14 DAY TRIAL // According to the conclusions of a new study by experts at Brown University, it would appear that two types of neurons in a region of the brain called the inferior temporal cortex are involved in the complex mental process of recognizing objects.
Even though we do this automatically, without conscious processing, the ability relies on a series of intricate neural pathways. The team at Brown was very interested in finding out how the latter work.
One of the things that fascinate researchers about this ability is its malleability. After we see an object a small number of times, we can start recognizing it right way. This means that it loses its novelty value, experts explain.
Details of the new research effort were published in the latest advanced online issue of the esteemed scientific journal Neuron. The team set out to investigate this ability from the inferior temporal cortex (ITC), a brain area that was known to be involved in visual recognition of familiar items.

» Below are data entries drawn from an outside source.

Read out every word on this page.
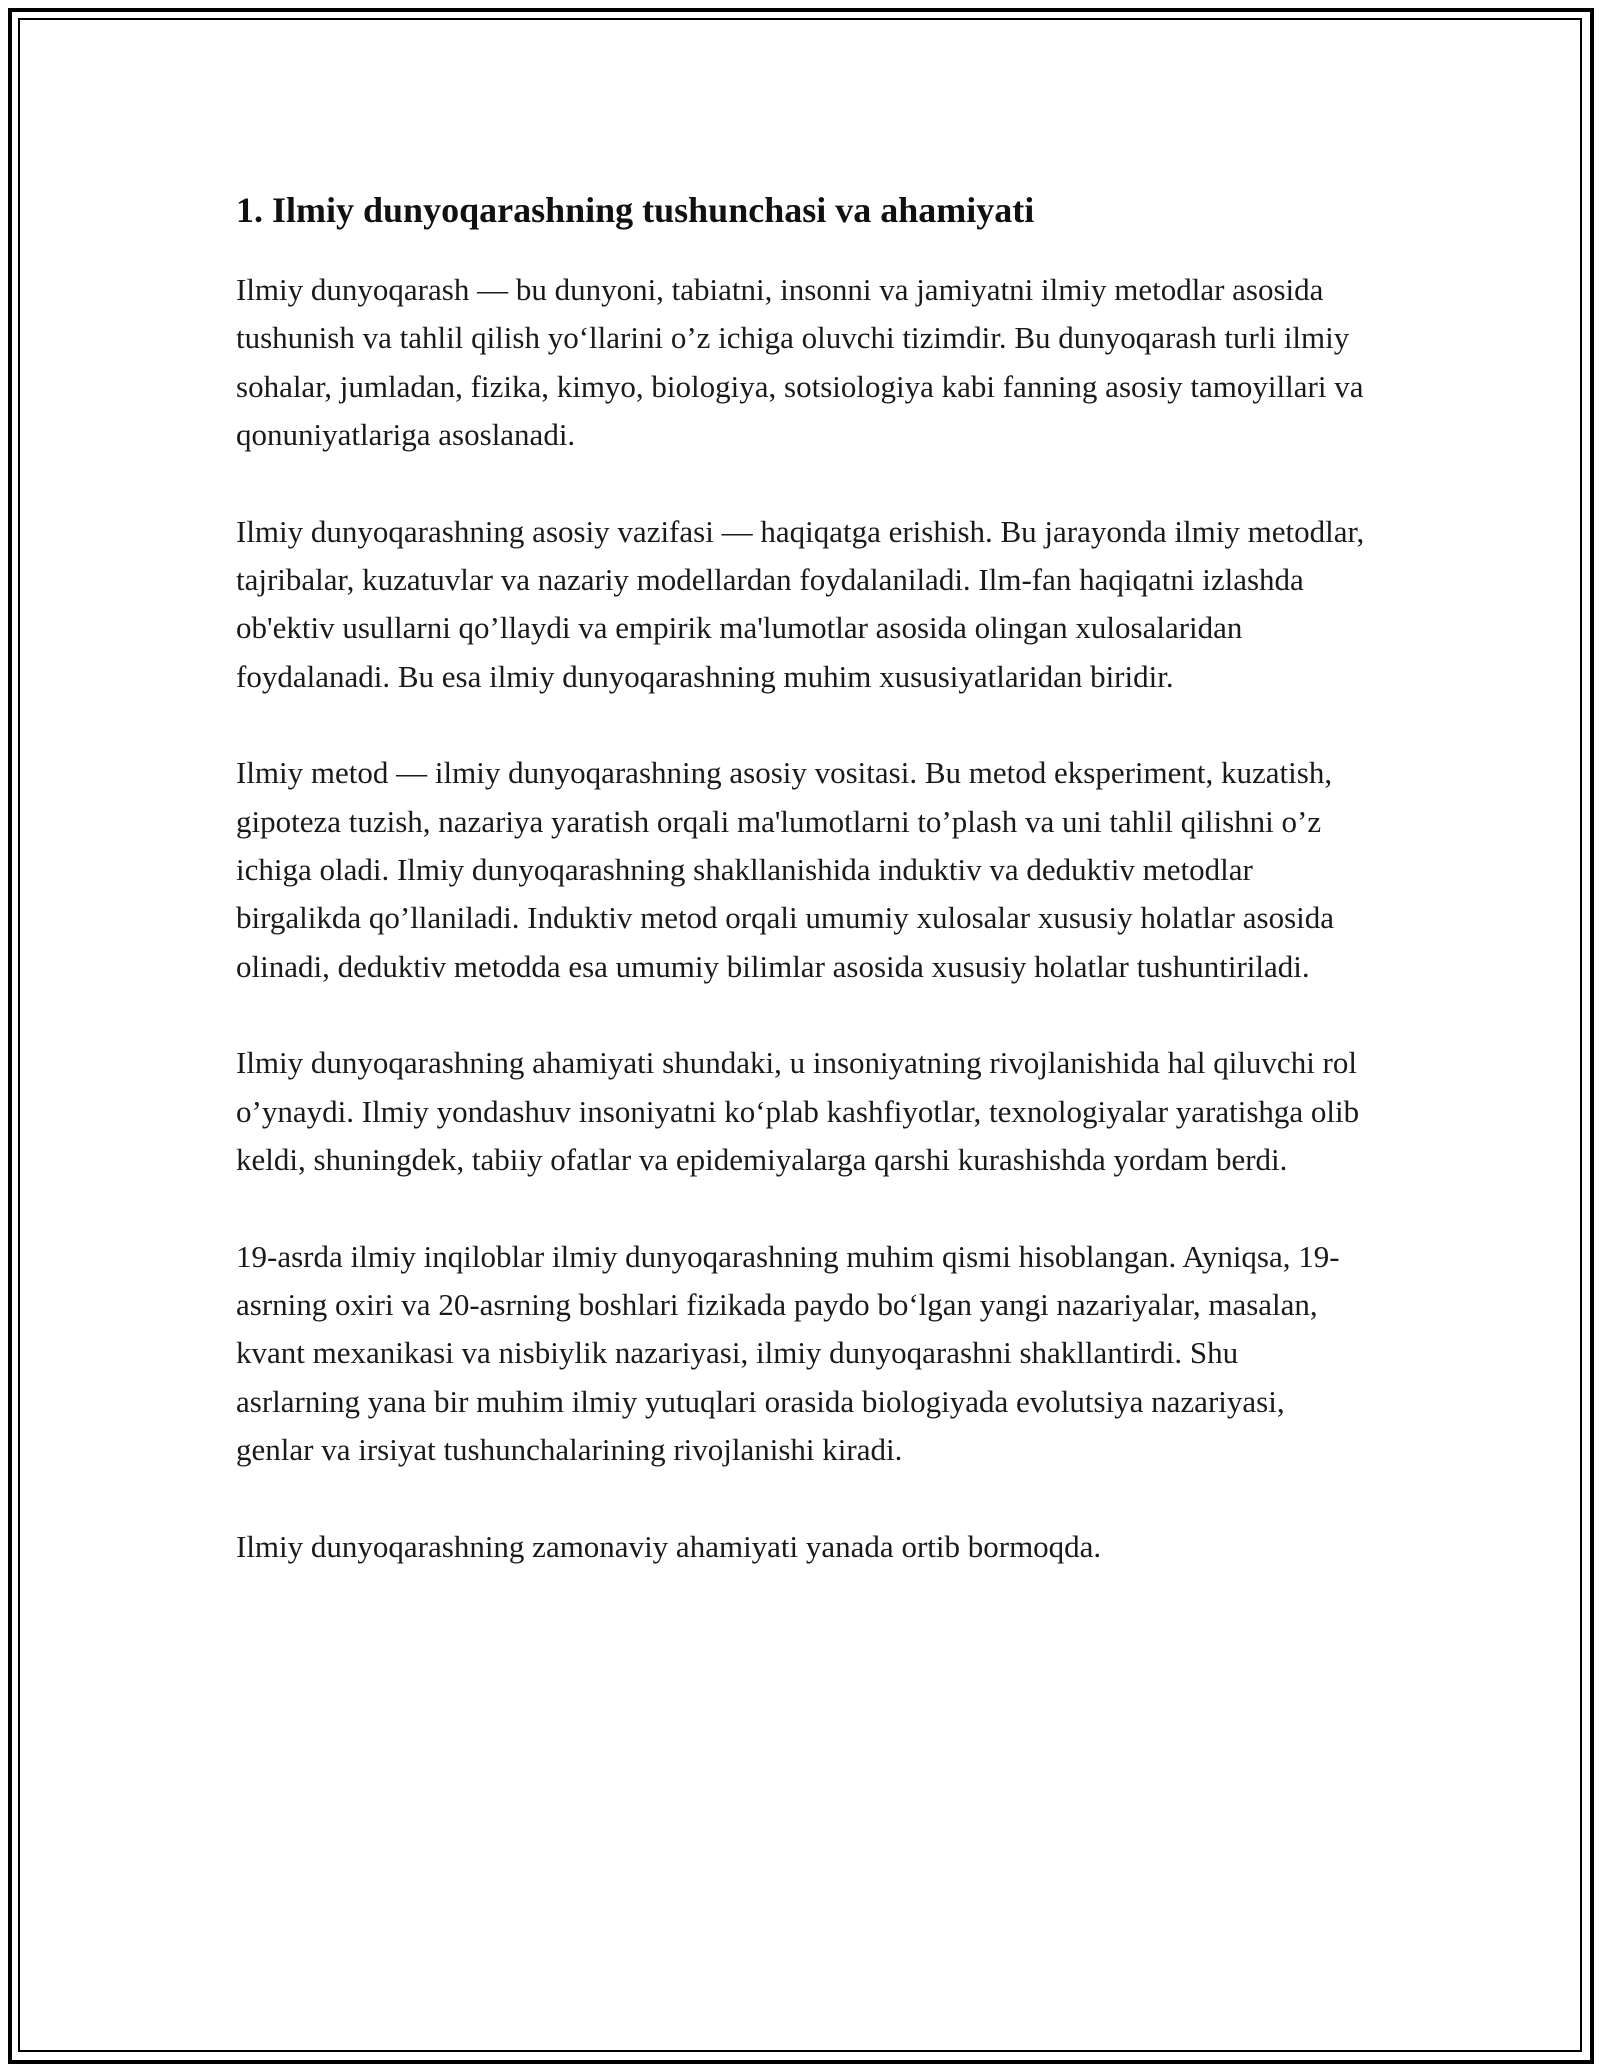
1. Ilmiy dunyoqarashning tushunchasi va ahamiyati

Ilmiy dunyoqarash — bu dunyoni, tabiatni, insonni va jamiyatni ilmiy metodlar asosida tushunish va tahlil qilish yo‘llarini o’z ichiga oluvchi tizimdir. Bu dunyoqarash turli ilmiy sohalar, jumladan, fizika, kimyo, biologiya, sotsiologiya kabi fanning asosiy tamoyillari va qonuniyatlariga asoslanadi.

Ilmiy dunyoqarashning asosiy vazifasi — haqiqatga erishish. Bu jarayonda ilmiy metodlar, tajribalar, kuzatuvlar va nazariy modellardan foydalaniladi. Ilm-fan haqiqatni izlashda ob'ektiv usullarni qo’llaydi va empirik ma'lumotlar asosida olingan xulosalaridan foydalanadi. Bu esa ilmiy dunyoqarashning muhim xususiyatlaridan biridir.

Ilmiy metod — ilmiy dunyoqarashning asosiy vositasi. Bu metod eksperiment, kuzatish, gipoteza tuzish, nazariya yaratish orqali ma'lumotlarni to’plash va uni tahlil qilishni o’z ichiga oladi. Ilmiy dunyoqarashning shakllanishida induktiv va deduktiv metodlar birgalikda qo’llaniladi. Induktiv metod orqali umumiy xulosalar xususiy holatlar asosida olinadi, deduktiv metodda esa umumiy bilimlar asosida xususiy holatlar tushuntiriladi.

Ilmiy dunyoqarashning ahamiyati shundaki, u insoniyatning rivojlanishida hal qiluvchi rol o’ynaydi. Ilmiy yondashuv insoniyatni ko‘plab kashfiyotlar, texnologiyalar yaratishga olib keldi, shuningdek, tabiiy ofatlar va epidemiyalarga qarshi kurashishda yordam berdi.

19-asrda ilmiy inqiloblar ilmiy dunyoqarashning muhim qismi hisoblangan. Ayniqsa, 19-asrning oxiri va 20-asrning boshlari fizikada paydo bo‘lgan yangi nazariyalar, masalan, kvant mexanikasi va nisbiylik nazariyasi, ilmiy dunyoqarashni shakllantirdi. Shu asrlarning yana bir muhim ilmiy yutuqlari orasida biologiyada evolutsiya nazariyasi, genlar va irsiyat tushunchalarining rivojlanishi kiradi.

Ilmiy dunyoqarashning zamonaviy ahamiyati yanada ortib bormoqda.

What experts did not know is how the ITC allowed the brain to move from a feeling of novelty to one of familiarity with new objects. This process is known among experts as plasticity. “We know little about that because of the level at which this plasticity is taking place,” David Sheinberg explains.
“The inner workings made up of individual neurons make it very hard to actually track what’s going on at that level,” adds the scientist, who was the senior author of the research. He holds an appointment as a professor of neuroscience and a member of the Brown Institute for Brain Science.
In a series of experiments conducted at the university, scientist had two monkeys watch 125 new and 125 unfamiliar objects, as their ITC were being monitored using implanted microelectrodes. It was immediately made clear that excitatory and inhibitory neurons reacted differently to the photos.
Seeing familiar objects made excitatory neurons light up immediately. Interestingly, scientists found that each nerve cell had a preferred image, of the 125 the monkey saw. When the animals saw unfamiliar images, inhibitory neurons were the most active.
“When a familiar object has been recognized, that’s a positive signal and that can cause the system to move on,” Sheinberg explains.
“In the absence of that signal, that means the object isn’t familiar. What we think is going on is that the ongoing inhibitory activity actually promotes a learning process. It can be a signal to learn,” he concludes.